I have received a number of questions and comments in which readers have expressed surprise about the relative complacency in the VIX (currently at 23.51 as I type this) while the DJIA is in the process of making a new low for the year.
One important and often overlooked element of a VIX spike is surprise. Similar to Nassim Taleb’s idea that a black swan cannot be anticipated, if all of the Bob Janjuah’s of the world predict an impending market crash, the media runs with the story, and investors rush out to snap up portfolio protection…then it becomes much less likely that people will panic and the market will crash if stocks start to turn down. Put another way, where there is a safety net, there is a lot less fear.
Another point worth noting is that the DJIA is not representative of the broader markets, as reiterated by Adam at Daily Options Report today in Lookout Below?

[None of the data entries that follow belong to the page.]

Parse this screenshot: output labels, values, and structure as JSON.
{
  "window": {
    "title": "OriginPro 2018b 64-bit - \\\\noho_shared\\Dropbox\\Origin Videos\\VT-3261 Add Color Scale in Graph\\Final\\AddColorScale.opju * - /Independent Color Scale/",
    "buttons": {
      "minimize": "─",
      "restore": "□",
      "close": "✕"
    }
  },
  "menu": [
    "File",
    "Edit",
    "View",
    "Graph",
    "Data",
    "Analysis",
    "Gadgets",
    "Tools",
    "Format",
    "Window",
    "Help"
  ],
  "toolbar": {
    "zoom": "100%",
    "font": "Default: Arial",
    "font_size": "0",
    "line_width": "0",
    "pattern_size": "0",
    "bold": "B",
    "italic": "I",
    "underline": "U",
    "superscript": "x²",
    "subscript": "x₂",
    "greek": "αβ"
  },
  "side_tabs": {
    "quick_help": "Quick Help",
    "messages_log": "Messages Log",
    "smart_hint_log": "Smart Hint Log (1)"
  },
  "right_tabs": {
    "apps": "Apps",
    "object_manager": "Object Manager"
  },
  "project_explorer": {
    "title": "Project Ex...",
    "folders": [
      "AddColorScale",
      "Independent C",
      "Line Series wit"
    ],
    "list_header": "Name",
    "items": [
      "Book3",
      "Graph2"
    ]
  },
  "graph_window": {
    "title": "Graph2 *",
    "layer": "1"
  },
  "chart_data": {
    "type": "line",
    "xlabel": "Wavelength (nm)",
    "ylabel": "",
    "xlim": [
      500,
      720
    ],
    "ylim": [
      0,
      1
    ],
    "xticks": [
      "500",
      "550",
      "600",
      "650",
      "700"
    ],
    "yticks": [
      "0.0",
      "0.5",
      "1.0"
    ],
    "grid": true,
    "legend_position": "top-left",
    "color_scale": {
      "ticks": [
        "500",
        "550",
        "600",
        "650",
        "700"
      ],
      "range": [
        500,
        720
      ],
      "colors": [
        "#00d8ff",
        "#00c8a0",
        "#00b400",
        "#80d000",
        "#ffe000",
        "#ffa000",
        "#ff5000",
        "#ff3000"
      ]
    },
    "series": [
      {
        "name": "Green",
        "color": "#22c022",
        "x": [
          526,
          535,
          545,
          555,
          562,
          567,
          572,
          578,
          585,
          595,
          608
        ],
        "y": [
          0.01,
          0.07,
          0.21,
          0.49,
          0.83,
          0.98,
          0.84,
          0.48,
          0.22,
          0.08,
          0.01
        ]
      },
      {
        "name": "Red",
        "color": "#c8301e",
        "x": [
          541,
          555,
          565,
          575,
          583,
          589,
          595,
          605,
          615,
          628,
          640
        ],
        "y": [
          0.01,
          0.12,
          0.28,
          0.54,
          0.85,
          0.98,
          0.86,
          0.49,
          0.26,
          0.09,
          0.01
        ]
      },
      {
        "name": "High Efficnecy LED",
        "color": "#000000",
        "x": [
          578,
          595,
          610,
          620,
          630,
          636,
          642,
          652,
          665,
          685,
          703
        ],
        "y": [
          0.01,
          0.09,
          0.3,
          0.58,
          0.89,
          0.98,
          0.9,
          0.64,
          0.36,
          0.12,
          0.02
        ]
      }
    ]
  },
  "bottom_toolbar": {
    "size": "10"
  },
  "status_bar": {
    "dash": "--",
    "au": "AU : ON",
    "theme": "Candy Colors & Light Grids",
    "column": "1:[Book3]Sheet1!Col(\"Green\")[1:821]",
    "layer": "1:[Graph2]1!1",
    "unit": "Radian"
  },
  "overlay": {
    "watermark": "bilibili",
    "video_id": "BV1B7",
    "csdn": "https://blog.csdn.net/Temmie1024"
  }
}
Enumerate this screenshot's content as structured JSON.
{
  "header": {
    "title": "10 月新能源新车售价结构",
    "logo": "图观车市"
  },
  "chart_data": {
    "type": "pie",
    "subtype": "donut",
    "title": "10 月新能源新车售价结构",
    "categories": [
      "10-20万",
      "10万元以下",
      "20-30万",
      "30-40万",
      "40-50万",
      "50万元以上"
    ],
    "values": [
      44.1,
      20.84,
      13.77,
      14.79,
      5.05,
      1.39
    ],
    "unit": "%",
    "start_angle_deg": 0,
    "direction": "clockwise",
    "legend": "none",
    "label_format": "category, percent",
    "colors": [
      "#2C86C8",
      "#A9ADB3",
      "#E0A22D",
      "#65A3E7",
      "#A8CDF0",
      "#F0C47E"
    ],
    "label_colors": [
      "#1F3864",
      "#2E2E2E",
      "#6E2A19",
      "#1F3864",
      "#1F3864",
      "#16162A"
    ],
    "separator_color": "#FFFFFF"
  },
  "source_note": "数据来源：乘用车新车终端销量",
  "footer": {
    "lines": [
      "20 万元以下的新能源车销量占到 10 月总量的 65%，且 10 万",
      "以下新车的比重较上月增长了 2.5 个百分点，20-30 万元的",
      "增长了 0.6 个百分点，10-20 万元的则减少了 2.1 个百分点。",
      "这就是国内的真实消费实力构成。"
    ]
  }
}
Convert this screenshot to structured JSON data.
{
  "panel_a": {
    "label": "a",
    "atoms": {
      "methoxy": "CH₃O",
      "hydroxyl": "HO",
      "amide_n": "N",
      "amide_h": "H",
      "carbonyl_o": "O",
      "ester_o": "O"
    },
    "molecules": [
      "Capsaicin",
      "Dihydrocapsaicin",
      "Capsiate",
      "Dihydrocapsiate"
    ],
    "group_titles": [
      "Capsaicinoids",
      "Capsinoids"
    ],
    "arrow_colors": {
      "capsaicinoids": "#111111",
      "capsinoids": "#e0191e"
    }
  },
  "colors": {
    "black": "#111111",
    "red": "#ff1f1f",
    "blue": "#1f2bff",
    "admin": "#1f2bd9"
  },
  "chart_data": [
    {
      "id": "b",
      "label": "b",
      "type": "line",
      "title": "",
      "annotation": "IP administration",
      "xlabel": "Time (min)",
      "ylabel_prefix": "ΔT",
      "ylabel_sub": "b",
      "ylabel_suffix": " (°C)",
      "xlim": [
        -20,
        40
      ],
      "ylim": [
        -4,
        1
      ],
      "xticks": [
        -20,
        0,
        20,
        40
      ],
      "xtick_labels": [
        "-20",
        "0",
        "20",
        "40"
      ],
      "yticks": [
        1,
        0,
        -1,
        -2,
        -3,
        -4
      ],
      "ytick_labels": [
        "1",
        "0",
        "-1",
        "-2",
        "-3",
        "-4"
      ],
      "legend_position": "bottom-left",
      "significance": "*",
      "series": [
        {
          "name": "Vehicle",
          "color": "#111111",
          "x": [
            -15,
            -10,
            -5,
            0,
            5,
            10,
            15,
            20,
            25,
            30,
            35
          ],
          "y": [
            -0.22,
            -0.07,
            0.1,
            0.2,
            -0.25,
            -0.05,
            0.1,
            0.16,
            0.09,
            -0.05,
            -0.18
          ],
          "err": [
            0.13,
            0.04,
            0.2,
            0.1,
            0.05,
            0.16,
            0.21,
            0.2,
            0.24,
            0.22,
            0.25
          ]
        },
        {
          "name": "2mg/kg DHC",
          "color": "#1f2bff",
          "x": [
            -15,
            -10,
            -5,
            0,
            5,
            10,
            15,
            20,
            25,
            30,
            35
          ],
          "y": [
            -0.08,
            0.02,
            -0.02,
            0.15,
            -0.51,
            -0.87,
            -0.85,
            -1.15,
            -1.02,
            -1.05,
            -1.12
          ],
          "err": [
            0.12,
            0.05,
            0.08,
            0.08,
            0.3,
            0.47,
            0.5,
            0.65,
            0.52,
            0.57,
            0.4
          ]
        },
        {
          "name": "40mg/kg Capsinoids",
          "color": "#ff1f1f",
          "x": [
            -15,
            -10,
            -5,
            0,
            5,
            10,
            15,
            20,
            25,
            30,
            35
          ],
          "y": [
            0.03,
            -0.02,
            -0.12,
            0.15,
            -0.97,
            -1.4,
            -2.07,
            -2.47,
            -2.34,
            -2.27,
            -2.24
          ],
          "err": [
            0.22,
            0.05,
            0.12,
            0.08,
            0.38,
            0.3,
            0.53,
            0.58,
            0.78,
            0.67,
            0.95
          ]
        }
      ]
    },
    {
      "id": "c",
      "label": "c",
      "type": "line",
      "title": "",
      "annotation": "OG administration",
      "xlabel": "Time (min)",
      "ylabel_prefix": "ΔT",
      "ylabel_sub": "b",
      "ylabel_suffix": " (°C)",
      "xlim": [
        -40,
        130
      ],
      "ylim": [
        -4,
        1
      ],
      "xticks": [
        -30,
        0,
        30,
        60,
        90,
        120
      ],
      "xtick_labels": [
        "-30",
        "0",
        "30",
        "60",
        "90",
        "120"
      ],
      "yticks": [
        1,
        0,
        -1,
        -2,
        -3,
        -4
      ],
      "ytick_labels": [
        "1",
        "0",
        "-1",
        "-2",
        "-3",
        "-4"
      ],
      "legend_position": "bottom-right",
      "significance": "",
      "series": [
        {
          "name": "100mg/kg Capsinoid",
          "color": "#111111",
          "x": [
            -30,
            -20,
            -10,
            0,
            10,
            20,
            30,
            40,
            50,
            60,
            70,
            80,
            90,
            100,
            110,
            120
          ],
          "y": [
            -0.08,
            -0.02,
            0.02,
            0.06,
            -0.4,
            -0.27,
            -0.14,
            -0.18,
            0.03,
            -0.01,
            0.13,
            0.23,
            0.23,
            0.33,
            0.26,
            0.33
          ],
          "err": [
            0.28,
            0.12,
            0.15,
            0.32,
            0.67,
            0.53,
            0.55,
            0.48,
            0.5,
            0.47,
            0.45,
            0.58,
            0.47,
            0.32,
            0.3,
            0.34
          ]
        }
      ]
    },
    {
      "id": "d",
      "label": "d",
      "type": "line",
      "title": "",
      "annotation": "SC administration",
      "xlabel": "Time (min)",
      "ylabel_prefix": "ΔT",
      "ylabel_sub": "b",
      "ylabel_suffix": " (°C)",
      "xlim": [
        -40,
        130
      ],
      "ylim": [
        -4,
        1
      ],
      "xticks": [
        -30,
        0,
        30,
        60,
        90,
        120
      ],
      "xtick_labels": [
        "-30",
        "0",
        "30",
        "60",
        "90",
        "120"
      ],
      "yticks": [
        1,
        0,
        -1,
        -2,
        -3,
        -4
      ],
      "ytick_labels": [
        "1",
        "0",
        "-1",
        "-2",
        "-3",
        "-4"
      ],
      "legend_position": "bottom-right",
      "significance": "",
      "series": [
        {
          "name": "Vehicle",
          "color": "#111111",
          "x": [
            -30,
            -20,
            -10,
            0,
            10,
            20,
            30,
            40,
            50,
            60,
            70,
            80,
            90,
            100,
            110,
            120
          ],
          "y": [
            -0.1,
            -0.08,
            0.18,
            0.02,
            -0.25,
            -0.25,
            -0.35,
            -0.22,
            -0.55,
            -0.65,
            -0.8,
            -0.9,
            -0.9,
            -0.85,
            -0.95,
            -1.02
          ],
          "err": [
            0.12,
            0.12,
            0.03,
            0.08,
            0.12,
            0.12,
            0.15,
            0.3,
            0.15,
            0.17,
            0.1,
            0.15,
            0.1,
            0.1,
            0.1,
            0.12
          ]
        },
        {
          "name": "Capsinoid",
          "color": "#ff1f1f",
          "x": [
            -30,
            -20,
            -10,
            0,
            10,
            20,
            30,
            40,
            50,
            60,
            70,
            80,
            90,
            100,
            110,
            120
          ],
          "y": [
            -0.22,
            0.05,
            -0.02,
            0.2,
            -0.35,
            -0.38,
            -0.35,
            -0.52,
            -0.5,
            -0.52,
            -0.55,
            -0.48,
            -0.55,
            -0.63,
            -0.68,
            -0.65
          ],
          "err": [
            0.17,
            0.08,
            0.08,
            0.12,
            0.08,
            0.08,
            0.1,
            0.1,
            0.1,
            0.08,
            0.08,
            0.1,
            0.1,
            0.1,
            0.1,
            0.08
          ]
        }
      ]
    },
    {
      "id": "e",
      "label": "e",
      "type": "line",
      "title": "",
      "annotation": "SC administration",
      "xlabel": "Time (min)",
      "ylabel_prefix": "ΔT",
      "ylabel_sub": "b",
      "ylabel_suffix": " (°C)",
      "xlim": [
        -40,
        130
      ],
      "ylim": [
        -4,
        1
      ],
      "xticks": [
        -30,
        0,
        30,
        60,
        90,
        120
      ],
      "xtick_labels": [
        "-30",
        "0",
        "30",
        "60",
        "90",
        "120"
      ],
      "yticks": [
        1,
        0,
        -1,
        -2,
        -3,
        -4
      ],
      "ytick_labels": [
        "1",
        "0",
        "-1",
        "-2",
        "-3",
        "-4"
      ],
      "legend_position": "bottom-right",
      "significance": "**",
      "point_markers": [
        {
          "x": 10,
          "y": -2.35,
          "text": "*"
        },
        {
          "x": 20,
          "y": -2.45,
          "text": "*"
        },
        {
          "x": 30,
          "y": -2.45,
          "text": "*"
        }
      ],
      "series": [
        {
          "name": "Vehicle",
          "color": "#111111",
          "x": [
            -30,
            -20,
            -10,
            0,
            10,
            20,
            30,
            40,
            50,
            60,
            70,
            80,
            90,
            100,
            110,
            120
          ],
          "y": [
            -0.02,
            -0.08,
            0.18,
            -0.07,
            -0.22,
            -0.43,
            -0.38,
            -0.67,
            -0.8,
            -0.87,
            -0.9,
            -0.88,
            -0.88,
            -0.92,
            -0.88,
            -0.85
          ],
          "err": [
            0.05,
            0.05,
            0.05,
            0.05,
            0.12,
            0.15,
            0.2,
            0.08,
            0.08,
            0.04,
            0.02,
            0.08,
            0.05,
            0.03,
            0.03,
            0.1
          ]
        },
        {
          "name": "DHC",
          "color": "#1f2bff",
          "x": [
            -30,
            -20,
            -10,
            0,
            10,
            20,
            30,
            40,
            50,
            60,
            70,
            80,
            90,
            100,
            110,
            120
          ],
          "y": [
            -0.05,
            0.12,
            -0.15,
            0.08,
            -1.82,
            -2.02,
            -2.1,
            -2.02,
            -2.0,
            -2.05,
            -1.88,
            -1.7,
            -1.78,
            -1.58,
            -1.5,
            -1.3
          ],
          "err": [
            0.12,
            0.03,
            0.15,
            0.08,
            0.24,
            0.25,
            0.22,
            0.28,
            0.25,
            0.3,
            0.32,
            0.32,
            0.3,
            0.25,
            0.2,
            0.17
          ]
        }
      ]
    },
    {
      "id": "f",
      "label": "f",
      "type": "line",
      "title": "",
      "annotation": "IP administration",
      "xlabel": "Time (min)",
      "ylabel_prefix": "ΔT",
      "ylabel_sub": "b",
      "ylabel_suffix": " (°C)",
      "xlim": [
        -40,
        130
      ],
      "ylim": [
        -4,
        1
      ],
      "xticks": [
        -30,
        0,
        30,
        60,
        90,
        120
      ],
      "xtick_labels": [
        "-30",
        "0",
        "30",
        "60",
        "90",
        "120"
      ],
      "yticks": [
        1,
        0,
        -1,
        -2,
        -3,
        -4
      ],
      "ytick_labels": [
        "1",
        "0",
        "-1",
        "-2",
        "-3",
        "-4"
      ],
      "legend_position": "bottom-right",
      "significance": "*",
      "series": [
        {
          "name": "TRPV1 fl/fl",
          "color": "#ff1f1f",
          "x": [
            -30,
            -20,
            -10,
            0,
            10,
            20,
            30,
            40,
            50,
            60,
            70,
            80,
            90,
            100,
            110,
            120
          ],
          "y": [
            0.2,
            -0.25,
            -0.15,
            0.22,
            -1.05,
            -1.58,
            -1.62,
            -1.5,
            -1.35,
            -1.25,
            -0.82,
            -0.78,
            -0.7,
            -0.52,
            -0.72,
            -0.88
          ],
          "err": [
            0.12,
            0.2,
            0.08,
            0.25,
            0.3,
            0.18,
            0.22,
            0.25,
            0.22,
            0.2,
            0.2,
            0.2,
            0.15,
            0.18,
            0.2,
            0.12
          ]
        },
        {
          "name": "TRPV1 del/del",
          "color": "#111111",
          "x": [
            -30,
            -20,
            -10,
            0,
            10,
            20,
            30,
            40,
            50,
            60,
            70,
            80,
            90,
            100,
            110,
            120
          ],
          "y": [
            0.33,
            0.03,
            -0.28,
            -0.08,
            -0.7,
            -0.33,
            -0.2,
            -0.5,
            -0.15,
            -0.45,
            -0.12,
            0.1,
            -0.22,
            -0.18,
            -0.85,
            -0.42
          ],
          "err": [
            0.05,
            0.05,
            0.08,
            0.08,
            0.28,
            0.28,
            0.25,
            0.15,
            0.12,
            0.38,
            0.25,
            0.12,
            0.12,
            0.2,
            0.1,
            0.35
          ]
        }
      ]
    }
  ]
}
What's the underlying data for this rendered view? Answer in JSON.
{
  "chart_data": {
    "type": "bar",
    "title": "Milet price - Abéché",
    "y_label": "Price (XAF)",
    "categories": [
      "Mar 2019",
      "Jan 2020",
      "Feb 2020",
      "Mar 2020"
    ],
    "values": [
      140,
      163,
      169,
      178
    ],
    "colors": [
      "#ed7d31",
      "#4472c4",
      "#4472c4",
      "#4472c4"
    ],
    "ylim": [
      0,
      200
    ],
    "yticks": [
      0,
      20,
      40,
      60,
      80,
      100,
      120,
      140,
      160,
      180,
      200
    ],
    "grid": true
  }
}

The Russell 2000 and NASDAQ-100 indices, for instance, are showing considerably more resiliency in the recent downtrend.
Turning to the VIX:SDS ratio, which I unveiled last August in Fear vs. Volatility (follow the links for some background and explanatory notes), I use this indicator to evaluate the amount of fear and complacency in the market relative to market movements. The size and direction of the gap between the current ratio and the 100 day SMA or the 10 day SMA and the 100 day SMA provide some useful information about the incremental sentiment involved in market moves.
At the moment, it looks as if the VIX:SDS ratio is showing a small amount of complacency, which I find a little unusual for the current market environment, but not particularly noteworthy. Of course, if investors see the monster approaching and prepare themselves accordingly, it is a good bet that the monster will never quite make it close enough to terrify the markets.